The customer to exchange between ship and power supply 1 sighted signals are transmitted via a separately misplaced Lichtwel ^¬ lenleiterkabel 3 (to avoid potential transfer). On both sides in turn a control point 8 is provided for system control and visualization, the software program for operating the system also runs in the aforementioned fail-safe PLC. The fiber optic cable 3 is transferred together with the power cables 2 to the cruise ship (cruise liner).

For an explanation of the further reference symbols s. Description of Figure 1.

In summary, the invention relates to an external Stromver ^¬ supply for ships. To be possible with such a supply To reduce sources of error compared to the known solutions, it is proposed that recognized via the interface of the ship type of the ship to be supplied and the

Ship is supplied according to specific requirements. An intrinsically safe design of the system ensures safe operation with minimal crewing - possibly without medium voltage (MS) switching authorization. In this aspect, it is sufficient to train and qualify the crew in purely operational operation of the system.

Claims

claims

1. Method for supplying ships with external energy via an interface,

characterized in that detected by the interface of the ship type of the ship to be supplied and the ship is supplied according to specific requirements ^¬ .

2. The method according to claim 1,

wherein the detection of the ship type is based on vessel-stored characteristic data.

3. The method according to claim 1 or 2,

wherein data is transmitted via optical fibers (3).

4. Method according to one of the preceding claims,

wherein data is transmitted via a multi-redundant, secure communication ^¬ tion.

5. Method according to one of the preceding claims,

wherein switching operations to produce the supply of energy mandatory in an order specific to the ship type are performed.

6. The method according to any one of the preceding claims, wherein the method is carried out by means of a fail-safe PLC.

7. interface between a ship and an external power supply (1),

d a d u r c h e s e n c i n e s, d a s s

Means for detecting the type of ship and means for Versor ^¬ tion of the ship are provided according to specific requirements.

8. Interface according to claim 7,

the type of ship being recognizable on the basis of parameters stored on the ship.
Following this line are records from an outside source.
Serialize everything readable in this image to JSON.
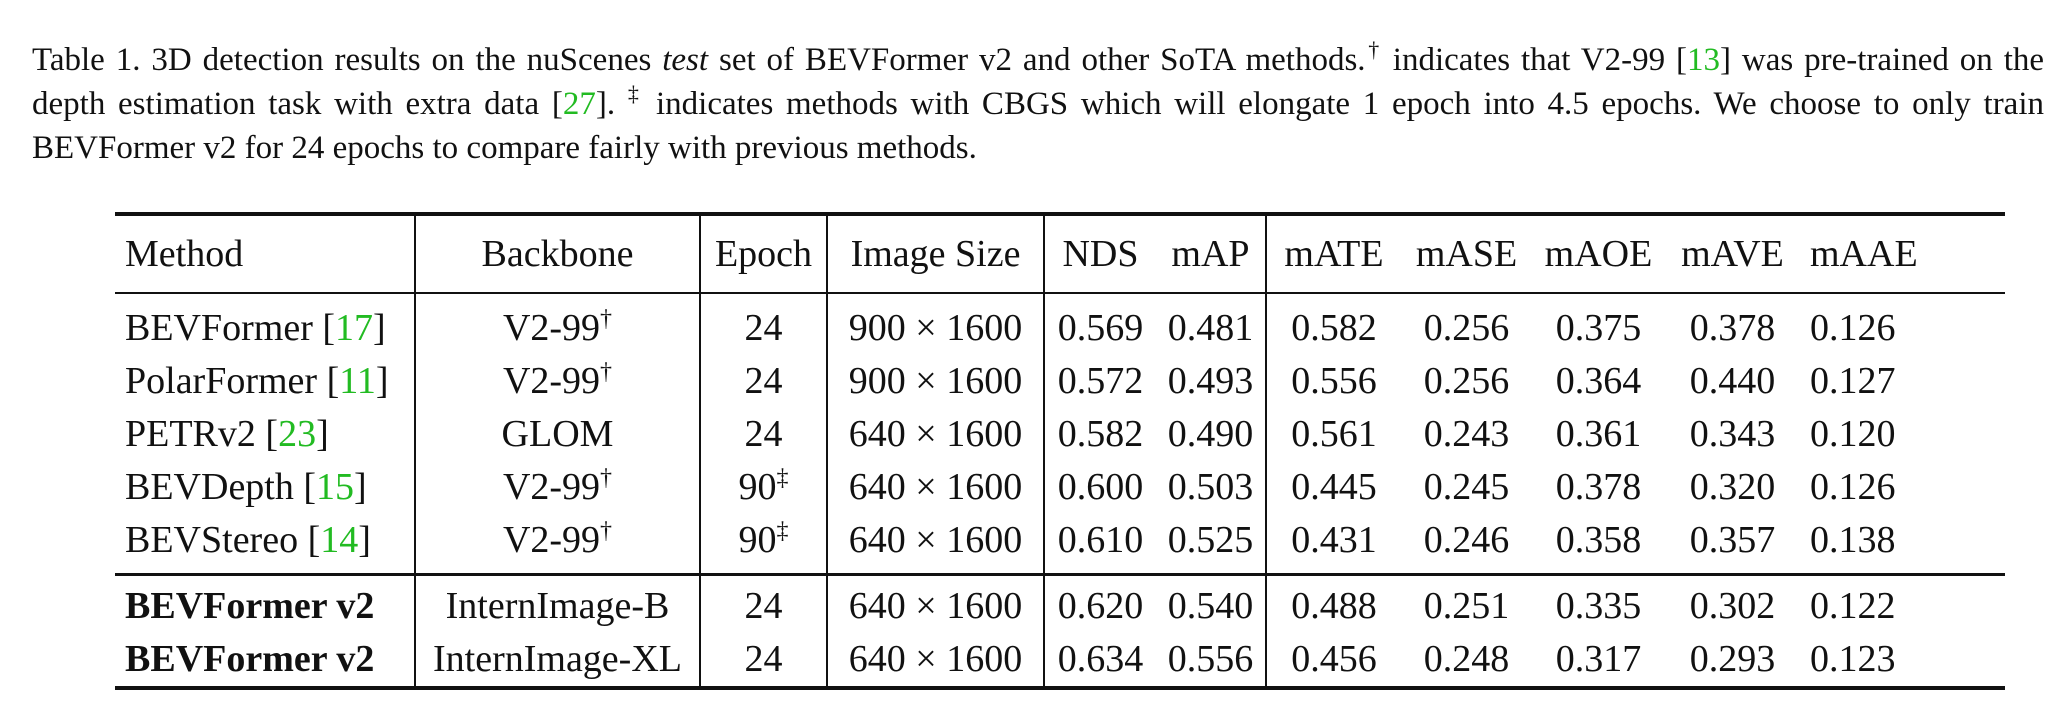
{
  "caption": {
    "label": "Table 1.",
    "part1": " 3D detection results on the nuScenes ",
    "test_word": "test",
    "part2": " set of BEVFormer v2 and other SoTA methods.",
    "dagger": "†",
    "part3": " indicates that V2-99 [",
    "cite_13": "13",
    "part4": "] was pre-trained on the depth estimation task with extra data [",
    "cite_27": "27",
    "part5": "]. ",
    "ddagger": "‡",
    "part6": " indicates methods with CBGS which will elongate 1 epoch into 4.5 epochs. We choose to only train BEVFormer v2 for 24 epochs to compare fairly with previous methods."
  },
  "table": {
    "headers": [
      "Method",
      "Backbone",
      "Epoch",
      "Image Size",
      "NDS",
      "mAP",
      "mATE",
      "mASE",
      "mAOE",
      "mAVE",
      "mAAE"
    ],
    "rows_prior": [
      {
        "method": "BEVFormer",
        "cite": "17",
        "backbone": "V2-99",
        "backbone_mark": "†",
        "epoch": "24",
        "epoch_mark": "",
        "image_size": "900 × 1600",
        "nds": "0.569",
        "map": "0.481",
        "mate": "0.582",
        "mase": "0.256",
        "maoe": "0.375",
        "mave": "0.378",
        "maae": "0.126"
      },
      {
        "method": "PolarFormer",
        "cite": "11",
        "backbone": "V2-99",
        "backbone_mark": "†",
        "epoch": "24",
        "epoch_mark": "",
        "image_size": "900 × 1600",
        "nds": "0.572",
        "map": "0.493",
        "mate": "0.556",
        "mase": "0.256",
        "maoe": "0.364",
        "mave": "0.440",
        "maae": "0.127"
      },
      {
        "method": "PETRv2",
        "cite": "23",
        "backbone": "GLOM",
        "backbone_mark": "",
        "epoch": "24",
        "epoch_mark": "",
        "image_size": "640 × 1600",
        "nds": "0.582",
        "map": "0.490",
        "mate": "0.561",
        "mase": "0.243",
        "maoe": "0.361",
        "mave": "0.343",
        "maae": "0.120"
      },
      {
        "method": "BEVDepth",
        "cite": "15",
        "backbone": "V2-99",
        "backbone_mark": "†",
        "epoch": "90",
        "epoch_mark": "‡",
        "image_size": "640 × 1600",
        "nds": "0.600",
        "map": "0.503",
        "mate": "0.445",
        "mase": "0.245",
        "maoe": "0.378",
        "mave": "0.320",
        "maae": "0.126"
      },
      {
        "method": "BEVStereo",
        "cite": "14",
        "backbone": "V2-99",
        "backbone_mark": "†",
        "epoch": "90",
        "epoch_mark": "‡",
        "image_size": "640 × 1600",
        "nds": "0.610",
        "map": "0.525",
        "mate": "0.431",
        "mase": "0.246",
        "maoe": "0.358",
        "mave": "0.357",
        "maae": "0.138"
      }
    ],
    "rows_ours": [
      {
        "method": "BEVFormer v2",
        "backbone": "InternImage-B",
        "epoch": "24",
        "image_size": "640 × 1600",
        "nds": "0.620",
        "map": "0.540",
        "mate": "0.488",
        "mase": "0.251",
        "maoe": "0.335",
        "mave": "0.302",
        "maae": "0.122"
      },
      {
        "method": "BEVFormer v2",
        "backbone": "InternImage-XL",
        "epoch": "24",
        "image_size": "640 × 1600",
        "nds": "0.634",
        "map": "0.556",
        "mate": "0.456",
        "mase": "0.248",
        "maoe": "0.317",
        "mave": "0.293",
        "maae": "0.123"
      }
    ]
  },
  "colors": {
    "citation": "#22bb22",
    "text": "#111111"
  }
}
9. Interface according to claim 7 or 8,

wherein for a data transmission between ship and power supply (1) optical waveguides (3) are provided.

10. Interface according to one of claims 7 to 9,

wherein for a data transmission between ship and power supply a multi-redundant, secure communication is provided.

11. Interface according to one of claims 7 to 10,

wherein switching operations are mandatory in an order specific to the ship type feasible.

12. Interface according to one of claims 7 to 11,

wherein a fail-safe PLC is provided for control.

13. Interface according to one of claims 7 to 12,

wherein on the side of the external power supply (1) and on the side of the ship to be supplied at least one operating ^{¬ point} (8) of the interface is provided.

14. supply unit for supplying ships with external energy,

characterized in that an interface is provided according to any one of claims 7 to 13 for recognizing the type of ship and to supply the ship ent ^¬ suitably specific requirements.